Digital is also driving development in terms of how AISTS students will learn, as well as what is learned. The academy has broadened its e-learning offering to offer more assistance to new MAS participants and also its alumni, encouraging lifelong learning.
Those embarking on the course will have access to a comprehensive range of study tools and guides, with some initial learning now done outside the classroom to allow professors to concentrate on more complex work during seminars.
AISTS will use its enhanced e-learning infrastructure to ensure its graduates can continue to learn throughout their career. VdB, an AISTS alumnus himself, is well aware of how sports leaders must be open to new thinking in a changing world.
“We are looking at complementary short programmes so that graduates can learn and update,” he said. “Areas such as diversity and inclusion are extremely important in 2022, but were perhaps not addressed even 10 years ago.”
Passion for sport
While the AISTS team has liaised with its founding members, such as the IOC, partners and other external organisations, to ensure its MAS study programme is right for 2022 and beyond, focus has also been put on the common theme that unites all academy entrants – a passion for sport.

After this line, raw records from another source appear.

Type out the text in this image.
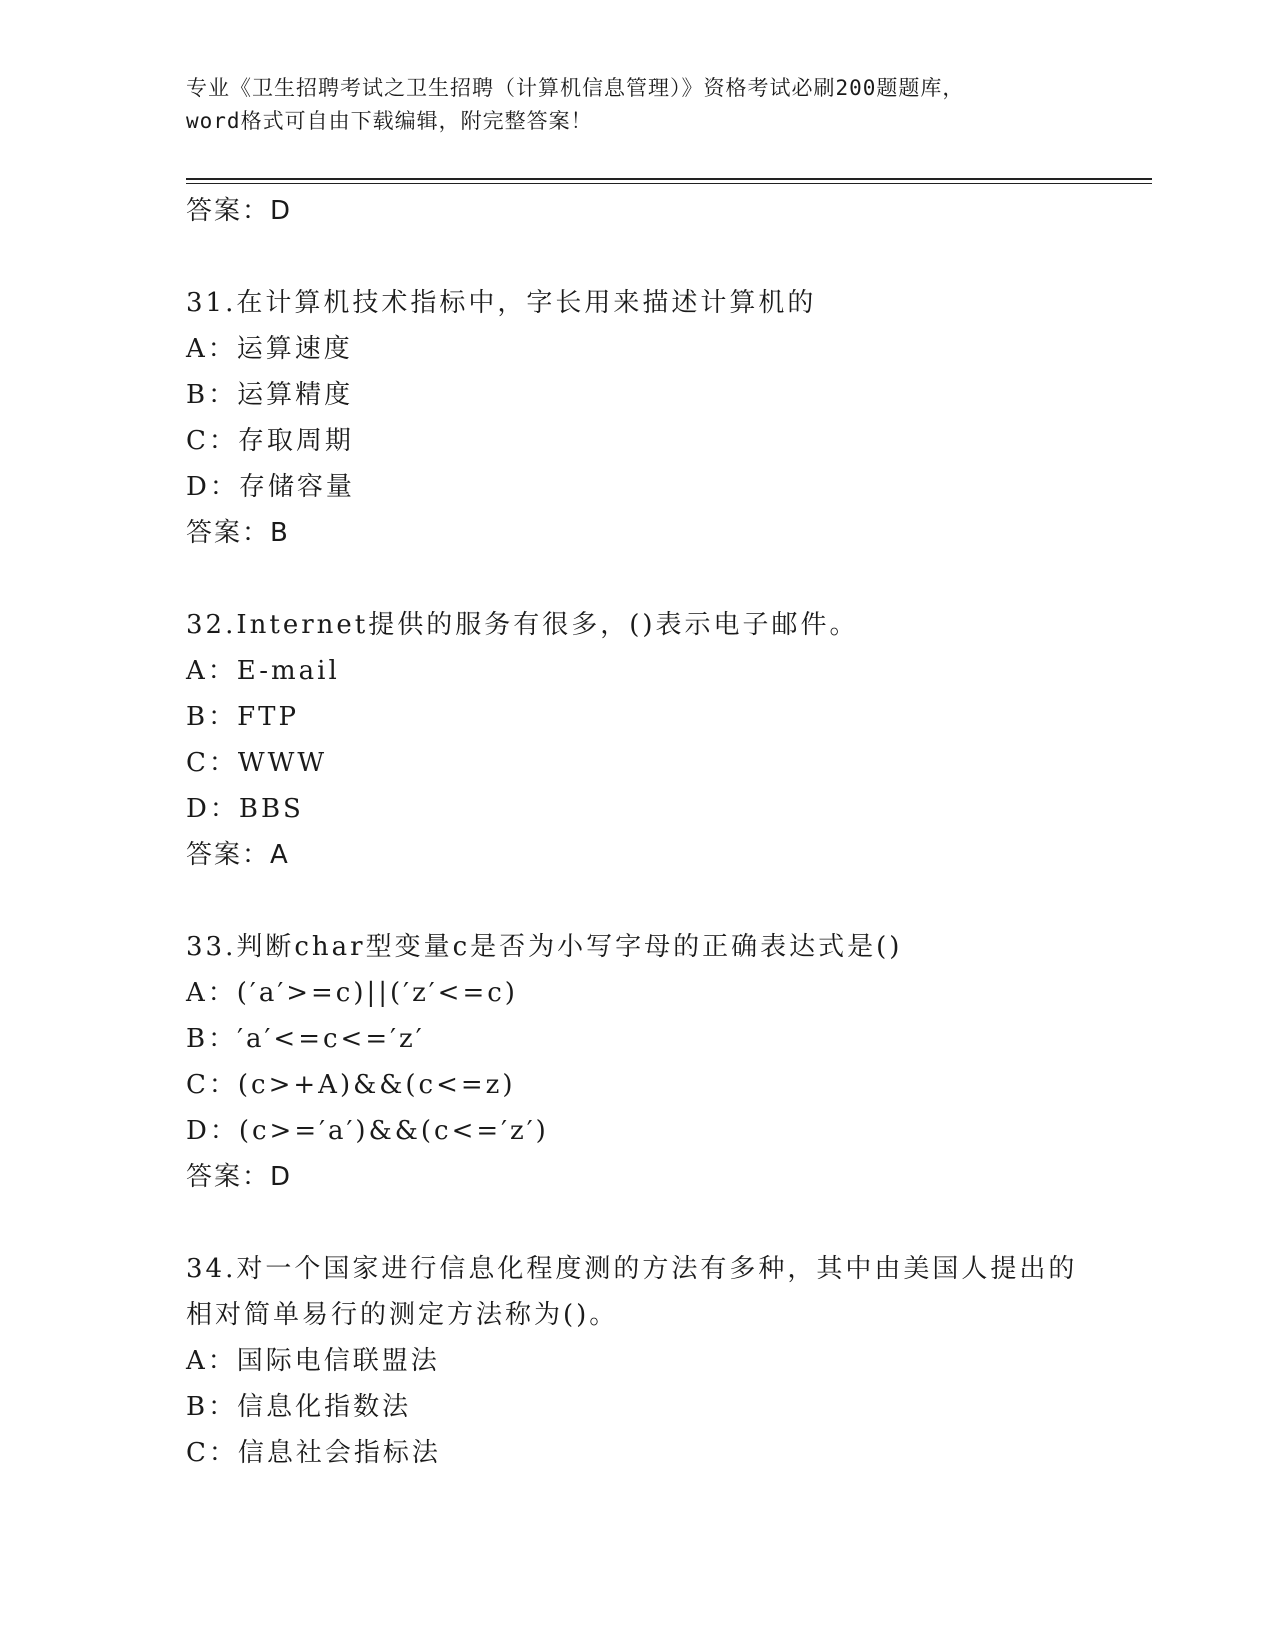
专业《卫生招聘考试之卫生招聘（计算机信息管理）》资格考试必刷200题题库，
word格式可自由下载编辑，附完整答案！
答案：D
31.在计算机技术指标中，字长用来描述计算机的
A：运算速度
B：运算精度
C：存取周期
D：存储容量
答案：B
32.Internet提供的服务有很多，()表示电子邮件。
A：E-mail
B：FTP
C：WWW
D：BBS
答案：A
33.判断char型变量c是否为小写字母的正确表达式是()
A：(′a′>=c)||(′z′<=c)
B：′a′<=c<=′z′
C：(c>+A)&&(c<=z)
D：(c>=′a′)&&(c<=′z′)
答案：D
34.对一个国家进行信息化程度测的方法有多种，其中由美国人提出的
相对简单易行的测定方法称为()。
A：国际电信联盟法
B：信息化指数法
C：信息社会指标法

The 2022 intake will be encouraged to participate in a range of sporting pursuits, both as participants and volunteers. In the era of Olympic Agenda 2020+5 it is acknowledged that sports leaders should have a broad understanding, not just of track athletes or football clubs, but also of emerging attractions like urban sports and esports.
This, combined with the location in the Olympic capital, offers participants unique opportunities to connect, immerse themselves and start their career in the world of sport.
“Every sport has a different culture,” VdB said. “We want our participants to experience that first hand.”